Além do que já mencionamos acima, o artigo 625 do Código Civil estabelece expressamente a possibilidade de suspensão da obra por motivo de força maior:
Art. 625. Poderá o empreiteiro suspender a obra:
I – por culpa do dono, ou por motivo de força maior;
É importante destacar, contudo, que a suspensão das obras deverá ser fundamentada e a construtora deverá demonstrar o nexo causal entre os eventos relacionados à pandemia e os eventos que causarem atrasos nas obras (ex.: falta de matéria prima, falta de equipamentos, paralisação da mão de obra). A demonstração do nexo causal é importante em eventual discussão com o contratante.

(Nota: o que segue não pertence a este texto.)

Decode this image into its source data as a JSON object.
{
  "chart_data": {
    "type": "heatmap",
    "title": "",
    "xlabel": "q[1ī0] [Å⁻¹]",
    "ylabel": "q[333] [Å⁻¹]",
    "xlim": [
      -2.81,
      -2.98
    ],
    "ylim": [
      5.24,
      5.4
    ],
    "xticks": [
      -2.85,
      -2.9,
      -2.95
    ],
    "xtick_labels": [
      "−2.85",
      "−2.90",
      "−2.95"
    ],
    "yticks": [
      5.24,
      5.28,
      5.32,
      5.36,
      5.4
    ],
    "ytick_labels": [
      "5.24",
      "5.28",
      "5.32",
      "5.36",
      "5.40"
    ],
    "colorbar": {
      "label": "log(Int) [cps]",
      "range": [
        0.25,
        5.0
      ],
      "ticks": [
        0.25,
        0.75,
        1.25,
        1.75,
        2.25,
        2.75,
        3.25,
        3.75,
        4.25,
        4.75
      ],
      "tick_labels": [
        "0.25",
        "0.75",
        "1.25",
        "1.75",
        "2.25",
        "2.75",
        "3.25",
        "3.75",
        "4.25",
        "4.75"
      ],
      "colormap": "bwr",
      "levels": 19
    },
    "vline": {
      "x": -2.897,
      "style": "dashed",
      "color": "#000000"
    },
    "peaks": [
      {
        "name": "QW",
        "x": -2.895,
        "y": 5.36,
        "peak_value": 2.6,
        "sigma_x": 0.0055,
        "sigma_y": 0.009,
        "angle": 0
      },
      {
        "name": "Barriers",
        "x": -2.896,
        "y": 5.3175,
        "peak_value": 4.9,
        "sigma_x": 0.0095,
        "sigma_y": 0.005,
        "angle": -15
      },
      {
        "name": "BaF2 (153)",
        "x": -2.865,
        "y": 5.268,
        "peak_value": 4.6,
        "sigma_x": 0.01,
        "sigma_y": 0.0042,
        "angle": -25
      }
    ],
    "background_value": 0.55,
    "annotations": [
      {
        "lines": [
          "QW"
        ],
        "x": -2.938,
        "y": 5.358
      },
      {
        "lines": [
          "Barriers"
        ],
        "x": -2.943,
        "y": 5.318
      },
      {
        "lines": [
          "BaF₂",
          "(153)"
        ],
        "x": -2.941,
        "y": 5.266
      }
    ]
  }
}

Além disso, recomendamos a inclusão nos contratos de construção que estão sendo negociados atualmente de cláusula expressa endereçando o novo coronavirus (COVID-19) e objetivando como se dará o impacto do novo coronavirus (COVID-19) na relação contratual.
3. Incorporações Imobiliárias
O setor da incorporação imobiliária também será afetado, seja devido a possíveis atrasos nas obras, seja devido à crise econômica decorrente da pandemia.

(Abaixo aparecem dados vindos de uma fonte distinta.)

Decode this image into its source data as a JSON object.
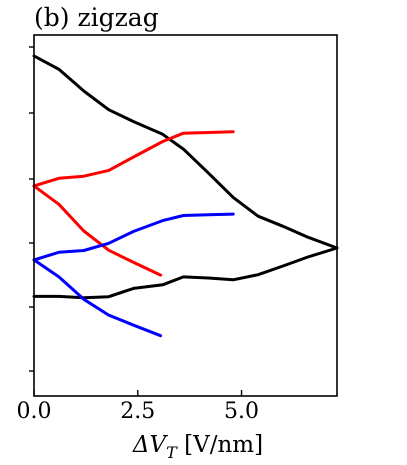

Com relação ao atraso nas obras, conforme dito acima, é provável que as construtoras busquem a aplicação do conceito de caso fortuito ou força maior. Nessa mesma linha, é provável que as incorporadoras também utilizem o conceito de caso fortuito ou força maior para evitar a aplicação de multas devidas aos adquirentes em caso de atraso na entrega da unidade autônoma futura ao adquirente. Embora a lei já estabeleça uma tolerância de 180 dias, é possível que os tribunais aceitem eventual prorrogação do prazo de tolerância em função da pandemia do novo coronavirus (COVID-19) e, inclusive, das medidas que os governos adotarão no sentido de buscar a redução do contágio.
Pelo lado do promissário comprador, podemos vir a presenciar eventual pretensão de rescindir compromissos de compra e venda relativos à aquisição de futura unidade autônoma embasada na ocorrência de caso fortuito ou força maior, desde que efetivamente comprovado que tal evento foi crucial para a impossibilidade de prosseguir na aquisição – muito embora eventual desemprego por conta da pandemia não possa ser, por si só, considerado um evento inevitável e imprevisível a justificar a aplicação da regra de exceção, ainda mais quando se espera que o promissário comprador diligente deva ter poupança adequada para tanto ou pelo menos se resguardar via contratação de seguro. De todo modo, vale destacar que tal pretensão será de difícil comprovação e aplicação se a finalidade do promissário comprador for de se eximir das penalidades pelo distrato do compromisso de venda e compra (sendo certo, porém, que pela Lei nº 13.786/2018 (“Lei do Distrato”), ele continuará podendo servir-se do seu direito de resilição unilateral, desde que suporte as respectivas punições compensatórias – multa entre 25% ou 50% conforme haja ou não patrimônio de afetação).
Outro ponto que nos parece relevante é o impacto que a crise econômica causada pelo novo coronavirus (COVID-19) poderá causar na aquisição de terrenos para futura incorporação. Em geral, os compromissos de compra e venda estabelecem cláusula de irretratabilidade e irrevogabilidade, não prevendo a rescisão unilateral. No entanto, os impactos causados pelo novo coronavirus (COVID-19) poderão trazer dificuldades na aprovação de projetos, bem como na captação de recursos pela incorporadora para a aquisição dos terrenos, o que pode inviabilizar o desenvolvimento dos empreendimentos imobiliários pretendidos, levando as incorporadoras a buscar a rescisão dos compromissos de compra e venda relativos às aquisições de terrenos.